Frequently Asked Questions

Which Canon cameras actually wrote CRW files?

CRW shipped with Canon's first DSLRs and the matching prosumer compacts of the era: EOS D30 (2000), D60 (2002), 10D (2003), and 300D / Digital Rebel (2003), plus the PowerShot Pro1, G1, G2, G3, G5, G6, and the S30, S40, S45, S50, S60, S70. With the EOS-1D Mark II in 2004 Canon switched to the TIFF-based CR2 format, and CR3 followed in 2018 — three RAW generations in all, as documented in the exiftool CRW format reference.

Does the AVI have any motion or sound?

No. From a single CRW, the conversion renders your photo and displays it as one static frame for the duration you set. There is no panning, zoom, or animation, and the output carries no audio track — for an image source the "Audio Codec" option does not even appear. If you upload several photos and choose "Merge images," they play back to back, but each frame is still a static image shown for its set duration, with no transitions between them.

Which video codec does the AVI output use?

MPEG-4 by default. AVI is a container, not a codec, so it has to carry an encoded video stream inside it; for AVI output this converter defaults to MPEG-4 Part 2 — the same MPEG-4 ASP family popularized by DivX and Xvid that AVI files have long carried. You can change it under "Show All Options" via the "Video Codec" dropdown, which lists other AVI-compatible choices. Because the source is a still photo, no audio stream is added.

Do I lose the RAW editing latitude when I convert CRW to AVI?

Yes. A CRW stores 10–12-bit linear sensor data, which is why you can recover highlights, shadows, and white balance long after the shot. To put the photo into a video, the converter renders it first — demosaicing the sensor data and baking in white balance, exposure, and tone. Once that rendered frame is inside the AVI, the latitude is gone, exactly as it would be in a JPEG. Keep your original .crw if you may still want to edit it in Lightroom or Canon's Digital Photo Professional.

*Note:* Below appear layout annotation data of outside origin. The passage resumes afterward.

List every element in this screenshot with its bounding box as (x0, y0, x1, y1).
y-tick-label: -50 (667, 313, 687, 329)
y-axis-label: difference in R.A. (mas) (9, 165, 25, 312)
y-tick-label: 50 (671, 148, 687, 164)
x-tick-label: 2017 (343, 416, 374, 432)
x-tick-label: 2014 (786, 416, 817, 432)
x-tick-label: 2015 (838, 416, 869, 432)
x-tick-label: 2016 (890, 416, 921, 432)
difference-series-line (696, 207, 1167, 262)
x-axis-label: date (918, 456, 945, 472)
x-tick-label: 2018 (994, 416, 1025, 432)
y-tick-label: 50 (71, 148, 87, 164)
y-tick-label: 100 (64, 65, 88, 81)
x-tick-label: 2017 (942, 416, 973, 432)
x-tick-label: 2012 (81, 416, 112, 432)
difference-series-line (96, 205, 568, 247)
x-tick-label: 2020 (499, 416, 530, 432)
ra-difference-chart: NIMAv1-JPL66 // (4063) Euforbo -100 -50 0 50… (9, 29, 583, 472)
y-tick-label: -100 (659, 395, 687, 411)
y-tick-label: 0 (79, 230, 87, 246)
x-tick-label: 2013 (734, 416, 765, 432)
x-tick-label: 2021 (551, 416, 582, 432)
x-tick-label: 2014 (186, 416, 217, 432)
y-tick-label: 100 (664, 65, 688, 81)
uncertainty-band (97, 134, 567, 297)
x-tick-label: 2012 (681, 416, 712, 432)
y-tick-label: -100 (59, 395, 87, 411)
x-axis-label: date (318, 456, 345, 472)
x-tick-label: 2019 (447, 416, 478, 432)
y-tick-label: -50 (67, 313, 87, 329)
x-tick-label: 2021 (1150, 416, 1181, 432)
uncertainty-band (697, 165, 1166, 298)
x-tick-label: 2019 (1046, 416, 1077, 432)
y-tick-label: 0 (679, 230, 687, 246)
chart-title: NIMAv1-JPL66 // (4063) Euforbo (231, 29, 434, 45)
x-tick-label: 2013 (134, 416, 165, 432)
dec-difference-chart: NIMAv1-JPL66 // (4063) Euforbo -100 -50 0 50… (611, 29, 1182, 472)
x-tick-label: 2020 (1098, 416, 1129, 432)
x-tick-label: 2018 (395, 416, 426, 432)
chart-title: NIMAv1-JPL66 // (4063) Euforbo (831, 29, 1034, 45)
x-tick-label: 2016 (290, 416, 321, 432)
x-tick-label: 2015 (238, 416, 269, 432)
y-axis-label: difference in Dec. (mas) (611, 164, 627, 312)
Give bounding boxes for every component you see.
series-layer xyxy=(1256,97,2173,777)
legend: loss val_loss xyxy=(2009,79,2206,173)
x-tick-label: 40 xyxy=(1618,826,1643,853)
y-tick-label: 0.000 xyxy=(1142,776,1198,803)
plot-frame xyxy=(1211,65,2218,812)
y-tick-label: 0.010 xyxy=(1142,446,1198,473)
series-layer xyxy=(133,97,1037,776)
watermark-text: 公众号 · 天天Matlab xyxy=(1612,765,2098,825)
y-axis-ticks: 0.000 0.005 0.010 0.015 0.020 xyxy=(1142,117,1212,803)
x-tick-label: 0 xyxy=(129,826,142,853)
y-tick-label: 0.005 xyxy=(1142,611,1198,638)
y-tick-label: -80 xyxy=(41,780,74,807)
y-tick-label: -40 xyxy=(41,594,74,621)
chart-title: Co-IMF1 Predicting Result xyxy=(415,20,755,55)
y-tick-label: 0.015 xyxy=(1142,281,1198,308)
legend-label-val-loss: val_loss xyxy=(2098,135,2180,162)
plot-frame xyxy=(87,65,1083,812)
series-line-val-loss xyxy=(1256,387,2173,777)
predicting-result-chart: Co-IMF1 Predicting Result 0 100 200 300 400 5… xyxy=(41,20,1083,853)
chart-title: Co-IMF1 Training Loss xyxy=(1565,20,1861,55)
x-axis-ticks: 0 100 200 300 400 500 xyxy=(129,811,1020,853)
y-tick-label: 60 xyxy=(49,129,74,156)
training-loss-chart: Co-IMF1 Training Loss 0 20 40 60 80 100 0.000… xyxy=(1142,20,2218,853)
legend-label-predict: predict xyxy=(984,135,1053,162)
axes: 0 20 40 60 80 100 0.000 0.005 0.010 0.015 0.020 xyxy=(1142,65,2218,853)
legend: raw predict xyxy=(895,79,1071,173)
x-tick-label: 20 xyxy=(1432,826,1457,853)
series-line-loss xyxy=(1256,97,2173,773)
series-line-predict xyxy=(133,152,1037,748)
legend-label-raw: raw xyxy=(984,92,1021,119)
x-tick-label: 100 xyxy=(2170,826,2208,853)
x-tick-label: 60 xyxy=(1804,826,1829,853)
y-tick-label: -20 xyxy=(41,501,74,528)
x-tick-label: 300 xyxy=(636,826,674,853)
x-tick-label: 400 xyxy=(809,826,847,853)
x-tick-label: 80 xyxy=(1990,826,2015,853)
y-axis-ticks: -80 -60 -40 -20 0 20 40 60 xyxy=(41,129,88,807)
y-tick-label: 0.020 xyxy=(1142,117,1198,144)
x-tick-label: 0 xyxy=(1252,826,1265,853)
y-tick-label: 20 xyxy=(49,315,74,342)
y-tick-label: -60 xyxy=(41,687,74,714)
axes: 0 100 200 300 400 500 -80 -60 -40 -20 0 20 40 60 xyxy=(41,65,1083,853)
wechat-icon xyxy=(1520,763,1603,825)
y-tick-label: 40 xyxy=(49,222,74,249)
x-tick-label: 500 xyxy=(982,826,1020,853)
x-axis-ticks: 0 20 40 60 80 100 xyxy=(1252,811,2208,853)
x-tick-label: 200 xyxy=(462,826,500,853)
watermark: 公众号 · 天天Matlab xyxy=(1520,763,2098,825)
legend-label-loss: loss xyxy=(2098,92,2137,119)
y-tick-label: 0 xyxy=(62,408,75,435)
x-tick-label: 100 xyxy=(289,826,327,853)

Should I convert CRW to AVI, JPG, or MP4?

Choose by where the file will go. AVI dates to 1992 and is a legacy Microsoft container, so it makes sense only when a specific older tool, Windows editing workflow, or archive process expects that exact container. If you only want a viewable, shareable picture — which is what most people with old CRW files actually need — convert to an image with CRW to JPG and keep the .crw as your editable master; it is far smaller and opens everywhere. If you want a video clip that plays on the widest range of phones and browsers, CRW to MP4 is the safer video target than AVI.

How are my files handled during conversion?

In our testing, a single full-resolution CRW from a 6 MP Canon DSLR, held for 5 seconds at the "Very High" preset, produced a small AVI, since a motionless MPEG-4 frame compresses heavily. Your file is uploaded over an encrypted connection, rendered and packaged into AVI on our servers, and deleted automatically a few hours after conversion — no sign-up, no watermark, never shared or made public. The main practical limit is upload size and time, since CRW files can run several megabytes each, not your device.